Menurut Dhea, tantangan utama penanganan kasus-kasus di laut ini adalah wilayah pengawasan yang luas sementara personel pengawasan yang terbatas, serta masih lemahnya penegakan hukum bagi pelaku di lapangan, sehingga sulit memberi efek jera.
“Karena tuntutan hukum yang ringan sehingga kadang pelaku bom dan bius itu-itu juga.”
baca juga : “Berdansa dengan Laut”, Cerita Keberhasilan Konservasi di Pulau Langkai dan Lanjukang Makassar
Untuk menindak pelaku destructive dan illegal fishing ini, DKP Sulsel menginisiasi pembentukan satgas pengawasan yang disebut Forum Koordinasi Tindak Pidana Bidang Kelautan dan Perikanan. Di dalamnya terdapat 21 instansi sebagai tim pelaksana, yang terkait dengan tindak pidana bidang kelautan dan perikanan, di dalamnya selain dari DKP juga aparat kepolisian, TNI dan sejumlah instansi lainnya, termasuk dari pemda setempat.
“Kehadiran forum ini setidaknya, minimal bisa mengatasi keterbatasan DKP, jadi terintegrasi dengan kegiatan pengawasan dengan instansi-instansi lainnya. Jadi forum ini menjadi tanggung jawab bersama, apalagi kalau sudah di SK-kan.”

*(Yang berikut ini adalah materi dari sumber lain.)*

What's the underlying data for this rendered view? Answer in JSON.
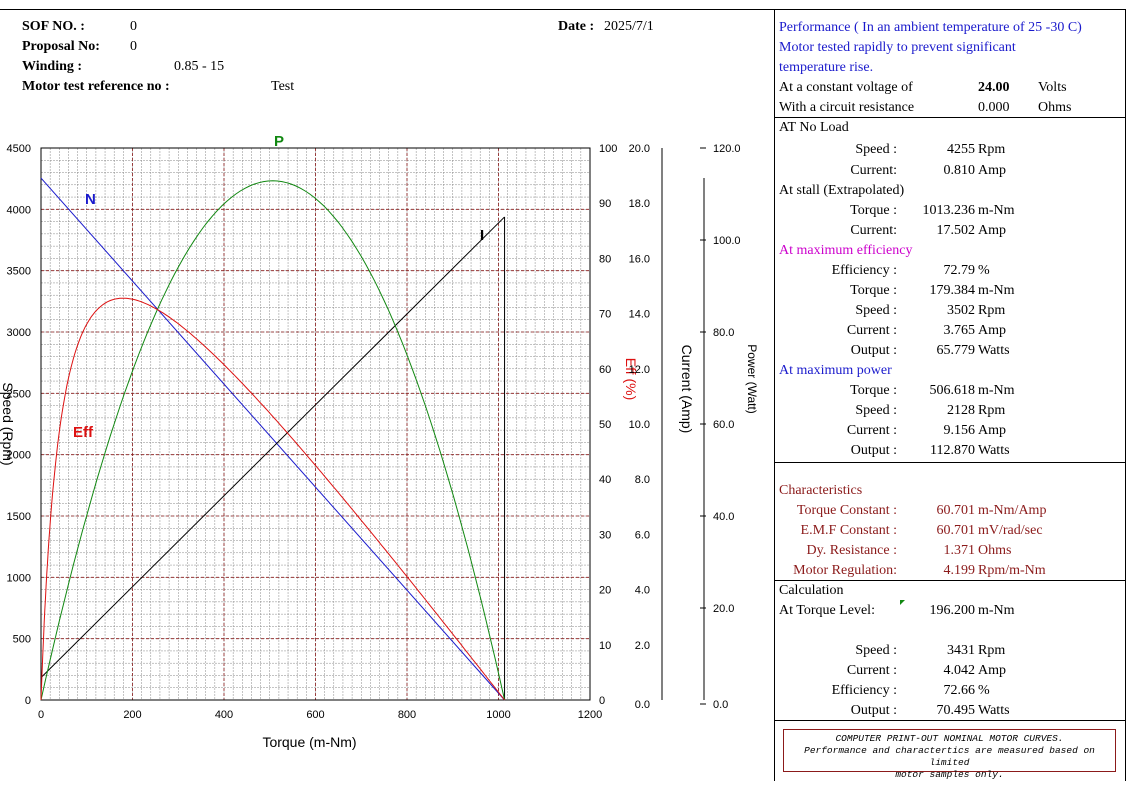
{
  "header": {
    "sof_label": "SOF NO.  :",
    "sof_value": "0",
    "proposal_label": "Proposal No:",
    "proposal_value": "0",
    "winding_label": "Winding  :",
    "winding_value": "0.85   -   15",
    "ref_label": "Motor test reference no :",
    "ref_value": "Test",
    "date_label": "Date :",
    "date_value": "2025/7/1"
  },
  "perf": {
    "line1": "Performance ( In an ambient temperature of 25 -30 C)",
    "line2": "Motor tested rapidly to prevent significant",
    "line3": "temperature rise.",
    "voltage_label": "At  a  constant  voltage of",
    "voltage_value": "24.00",
    "voltage_unit": "Volts",
    "res_label": "With a circuit resistance",
    "res_value": "0.000",
    "res_unit": "Ohms"
  },
  "noload": {
    "title": "AT No Load",
    "speed_label": "Speed :",
    "speed_value": "4255",
    "speed_unit": "Rpm",
    "current_label": "Current:",
    "current_value": "0.810",
    "current_unit": "Amp"
  },
  "stall": {
    "title": "At stall (Extrapolated)",
    "torque_label": "Torque :",
    "torque_value": "1013.236",
    "torque_unit": "m-Nm",
    "current_label": "Current:",
    "current_value": "17.502",
    "current_unit": "Amp"
  },
  "maxeff": {
    "title": "At maximum efficiency",
    "eff_label": "Efficiency :",
    "eff_value": "72.79",
    "eff_unit": "%",
    "torque_label": "Torque :",
    "torque_value": "179.384",
    "torque_unit": "m-Nm",
    "speed_label": "Speed :",
    "speed_value": "3502",
    "speed_unit": "Rpm",
    "current_label": "Current :",
    "current_value": "3.765",
    "current_unit": "Amp",
    "output_label": "Output :",
    "output_value": "65.779",
    "output_unit": "Watts"
  },
  "maxpow": {
    "title": "At maximum power",
    "torque_label": "Torque :",
    "torque_value": "506.618",
    "torque_unit": "m-Nm",
    "speed_label": "Speed :",
    "speed_value": "2128",
    "speed_unit": "Rpm",
    "current_label": "Current :",
    "current_value": "9.156",
    "current_unit": "Amp",
    "output_label": "Output :",
    "output_value": "112.870",
    "output_unit": "Watts"
  },
  "char": {
    "title": "Characteristics",
    "tc_label": "Torque Constant :",
    "tc_value": "60.701",
    "tc_unit": "m-Nm/Amp",
    "emf_label": "E.M.F Constant :",
    "emf_value": "60.701",
    "emf_unit": "mV/rad/sec",
    "dyr_label": "Dy. Resistance   :",
    "dyr_value": "1.371",
    "dyr_unit": "Ohms",
    "reg_label": "Motor Regulation:",
    "reg_value": "4.199",
    "reg_unit": "Rpm/m-Nm"
  },
  "calc": {
    "title": "Calculation",
    "tl_label": "At Torque Level:",
    "tl_value": "196.200",
    "tl_unit": "m-Nm",
    "speed_label": "Speed :",
    "speed_value": "3431",
    "speed_unit": "Rpm",
    "current_label": "Current :",
    "current_value": "4.042",
    "current_unit": "Amp",
    "eff_label": "Efficiency :",
    "eff_value": "72.66",
    "eff_unit": "%",
    "output_label": "Output :",
    "output_value": "70.495",
    "output_unit": "Watts"
  },
  "note": {
    "line1": "COMPUTER PRINT-OUT NOMINAL MOTOR CURVES.",
    "line2": "Performance and charactertics are measured based on limited",
    "line3": "motor samples only."
  },
  "colors": {
    "speed": "#1a1acc",
    "efficiency": "#dd1111",
    "power": "#118811",
    "current": "#000000",
    "grid_major": "#8b1a1a",
    "grid_minor": "#888888"
  },
  "chart_data": {
    "type": "line",
    "xlabel": "Torque  (m-Nm)",
    "xlim": [
      0,
      1200
    ],
    "x_ticks": [
      "0",
      "200",
      "400",
      "600",
      "800",
      "1000",
      "1200"
    ],
    "axes": {
      "speed": {
        "label": "Speed (Rpm)",
        "lim": [
          0,
          4500
        ],
        "ticks": [
          "0",
          "500",
          "1000",
          "1500",
          "2000",
          "2500",
          "3000",
          "3500",
          "4000",
          "4500"
        ]
      },
      "efficiency": {
        "label": "Eff (%)",
        "lim": [
          0,
          100
        ],
        "ticks": [
          "0",
          "10",
          "20",
          "30",
          "40",
          "50",
          "60",
          "70",
          "80",
          "90",
          "100"
        ]
      },
      "current": {
        "label": "Current (Amp)",
        "lim": [
          0,
          20
        ],
        "ticks": [
          "0.0",
          "2.0",
          "4.0",
          "6.0",
          "8.0",
          "10.0",
          "12.0",
          "14.0",
          "16.0",
          "18.0",
          "20.0"
        ]
      },
      "power": {
        "label": "Power (Watt)",
        "lim": [
          0,
          120
        ],
        "ticks": [
          "0.0",
          "20.0",
          "40.0",
          "60.0",
          "80.0",
          "100.0",
          "120.0"
        ]
      }
    },
    "series": [
      {
        "name": "N",
        "axis": "speed",
        "kind": "linear",
        "x0": 0,
        "y0": 4255,
        "x1": 1013.236,
        "y1": 0
      },
      {
        "name": "I",
        "axis": "current",
        "kind": "linear",
        "x0": 0,
        "y0": 0.81,
        "x1": 1013.236,
        "y1": 17.502
      },
      {
        "name": "P",
        "axis": "power",
        "kind": "power",
        "no_load_speed": 4255,
        "stall_torque": 1013.236
      },
      {
        "name": "Eff",
        "axis": "efficiency",
        "kind": "efficiency",
        "no_load_speed": 4255,
        "stall_torque": 1013.236,
        "no_load_current": 0.81,
        "stall_current": 17.502,
        "voltage": 24.0
      }
    ]
  }
}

Selain Pa’jala, DKP Sulsel juga mendukung pelibatan generasi muda dalam konservasi dan pengawasan laut melalui inovasi yang disebut Pacarita, singkatan dari ‘pemuda cinta bahari anti bom dan bius ikan’. Inovasi ini pernah memenangkan lomba inovasi antar organisasi perangkat daerah (OPD) tingkat provinsi Sulawesi Selatan.

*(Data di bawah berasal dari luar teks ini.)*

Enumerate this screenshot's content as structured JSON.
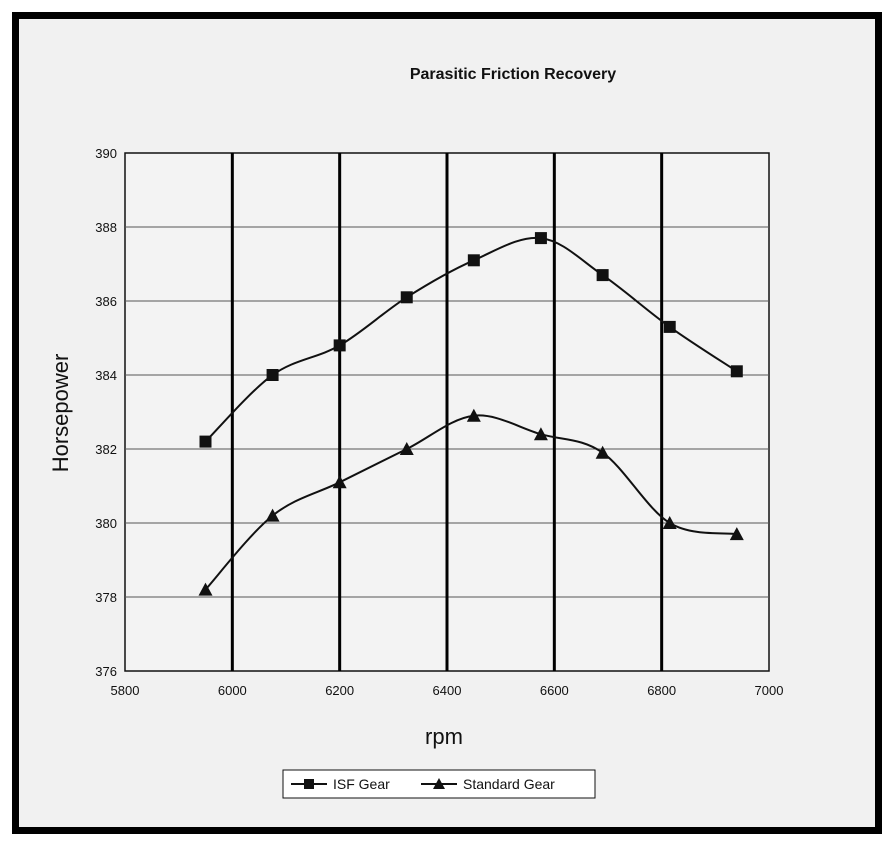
{
  "chart_data": {
    "type": "line",
    "title": "Parasitic Friction Recovery",
    "xlabel": "rpm",
    "ylabel": "Horsepower",
    "xlim": [
      5800,
      7000
    ],
    "ylim": [
      376,
      390
    ],
    "xticks": [
      "5800",
      "6000",
      "6200",
      "6400",
      "6600",
      "6800",
      "7000"
    ],
    "yticks": [
      "376",
      "378",
      "380",
      "382",
      "384",
      "386",
      "388",
      "390"
    ],
    "grid": "horizontal gridlines; heavy vertical lines at 6000, 6200, 6400, 6600, 6800",
    "legend": "bottom",
    "series": [
      {
        "name": "ISF Gear",
        "marker": "square",
        "points": [
          [
            5950,
            382.2
          ],
          [
            6075,
            384.0
          ],
          [
            6200,
            384.8
          ],
          [
            6325,
            386.1
          ],
          [
            6450,
            387.1
          ],
          [
            6575,
            387.7
          ],
          [
            6690,
            386.7
          ],
          [
            6815,
            385.3
          ],
          [
            6940,
            384.1
          ]
        ]
      },
      {
        "name": "Standard Gear",
        "marker": "triangle",
        "points": [
          [
            5950,
            378.2
          ],
          [
            6075,
            380.2
          ],
          [
            6200,
            381.1
          ],
          [
            6325,
            382.0
          ],
          [
            6450,
            382.9
          ],
          [
            6575,
            382.4
          ],
          [
            6690,
            381.9
          ],
          [
            6815,
            380.0
          ],
          [
            6940,
            379.7
          ]
        ]
      }
    ]
  }
}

“Ini adalah upaya DKP Sulsel mendorong pemuda untuk ikut menjaga ekosistem laut dari aktivitas destructive fishing, seperti penggunaan bom dan bius ikan. Inovasi ini awalnya diinisiasi oleh Cabang Dinas Kelautan Pangkajene Kepulauan yang kemudian mulai diadopsi oleh cabang dinas lain di lingkup DKP Sulsel. Sampai saat ini sudah ada 43 komunitas yang terbentuk,” ungkap Dhea.

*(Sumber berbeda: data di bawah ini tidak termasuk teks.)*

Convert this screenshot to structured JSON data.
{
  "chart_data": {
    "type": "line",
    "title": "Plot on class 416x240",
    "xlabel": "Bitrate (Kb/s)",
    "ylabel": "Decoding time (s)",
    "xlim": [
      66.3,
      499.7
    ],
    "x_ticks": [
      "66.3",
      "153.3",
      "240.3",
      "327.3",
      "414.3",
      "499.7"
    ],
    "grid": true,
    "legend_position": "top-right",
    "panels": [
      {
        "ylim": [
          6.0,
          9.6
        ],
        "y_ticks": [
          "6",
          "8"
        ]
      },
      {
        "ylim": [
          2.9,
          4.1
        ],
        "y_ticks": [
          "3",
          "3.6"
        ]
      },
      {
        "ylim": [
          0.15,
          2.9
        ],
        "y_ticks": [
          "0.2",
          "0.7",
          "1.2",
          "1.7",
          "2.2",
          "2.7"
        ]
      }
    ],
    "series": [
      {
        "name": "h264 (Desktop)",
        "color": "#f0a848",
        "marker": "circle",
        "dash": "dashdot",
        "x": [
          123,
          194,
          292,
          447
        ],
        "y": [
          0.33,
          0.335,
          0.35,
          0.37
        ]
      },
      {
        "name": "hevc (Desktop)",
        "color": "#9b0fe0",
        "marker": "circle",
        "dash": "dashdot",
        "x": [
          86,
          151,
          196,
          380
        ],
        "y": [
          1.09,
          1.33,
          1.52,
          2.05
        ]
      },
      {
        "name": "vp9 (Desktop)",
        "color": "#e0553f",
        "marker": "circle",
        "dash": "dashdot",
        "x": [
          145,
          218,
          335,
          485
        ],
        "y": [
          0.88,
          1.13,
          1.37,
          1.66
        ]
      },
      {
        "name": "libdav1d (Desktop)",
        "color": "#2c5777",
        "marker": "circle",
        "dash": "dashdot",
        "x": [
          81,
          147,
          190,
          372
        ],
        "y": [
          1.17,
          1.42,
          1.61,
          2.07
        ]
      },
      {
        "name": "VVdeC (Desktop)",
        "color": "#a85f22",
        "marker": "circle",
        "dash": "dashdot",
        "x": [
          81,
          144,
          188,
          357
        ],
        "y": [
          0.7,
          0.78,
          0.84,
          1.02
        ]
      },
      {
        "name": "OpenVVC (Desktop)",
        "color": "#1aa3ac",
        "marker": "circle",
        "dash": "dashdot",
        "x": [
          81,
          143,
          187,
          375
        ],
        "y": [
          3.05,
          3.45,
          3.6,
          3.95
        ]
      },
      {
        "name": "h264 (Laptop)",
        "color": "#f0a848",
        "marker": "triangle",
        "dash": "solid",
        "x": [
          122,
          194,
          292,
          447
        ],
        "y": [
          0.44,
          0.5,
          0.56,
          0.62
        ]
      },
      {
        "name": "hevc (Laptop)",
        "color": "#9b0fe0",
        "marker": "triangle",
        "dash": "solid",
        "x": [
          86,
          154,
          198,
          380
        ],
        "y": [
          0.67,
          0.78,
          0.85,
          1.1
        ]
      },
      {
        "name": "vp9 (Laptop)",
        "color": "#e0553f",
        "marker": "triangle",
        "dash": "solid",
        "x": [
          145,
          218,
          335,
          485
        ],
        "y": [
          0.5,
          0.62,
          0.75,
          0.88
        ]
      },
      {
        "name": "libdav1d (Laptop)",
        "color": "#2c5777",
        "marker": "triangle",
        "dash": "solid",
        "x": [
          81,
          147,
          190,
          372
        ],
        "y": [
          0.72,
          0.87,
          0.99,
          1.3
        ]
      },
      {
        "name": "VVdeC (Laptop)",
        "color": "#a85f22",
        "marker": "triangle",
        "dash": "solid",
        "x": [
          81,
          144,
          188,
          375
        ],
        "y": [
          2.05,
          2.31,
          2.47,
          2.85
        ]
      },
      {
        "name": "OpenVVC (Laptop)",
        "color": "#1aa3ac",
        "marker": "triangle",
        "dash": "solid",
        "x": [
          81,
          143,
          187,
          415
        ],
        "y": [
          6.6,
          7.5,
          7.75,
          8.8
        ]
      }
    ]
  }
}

Melalui Pacarita ini, penanganan masalah destructive fishing dan perbaikan ekosistem laut dilakukan dengan metode bottom-up, yang mengandalkan para pemuda di pulau yang direkrut untuk dilatih dan dibina sehingga mampu menjadi agen perubahan, dalam memerangi aktivitas bom dan bius ikan di wilayah mereka masing-masing. (***)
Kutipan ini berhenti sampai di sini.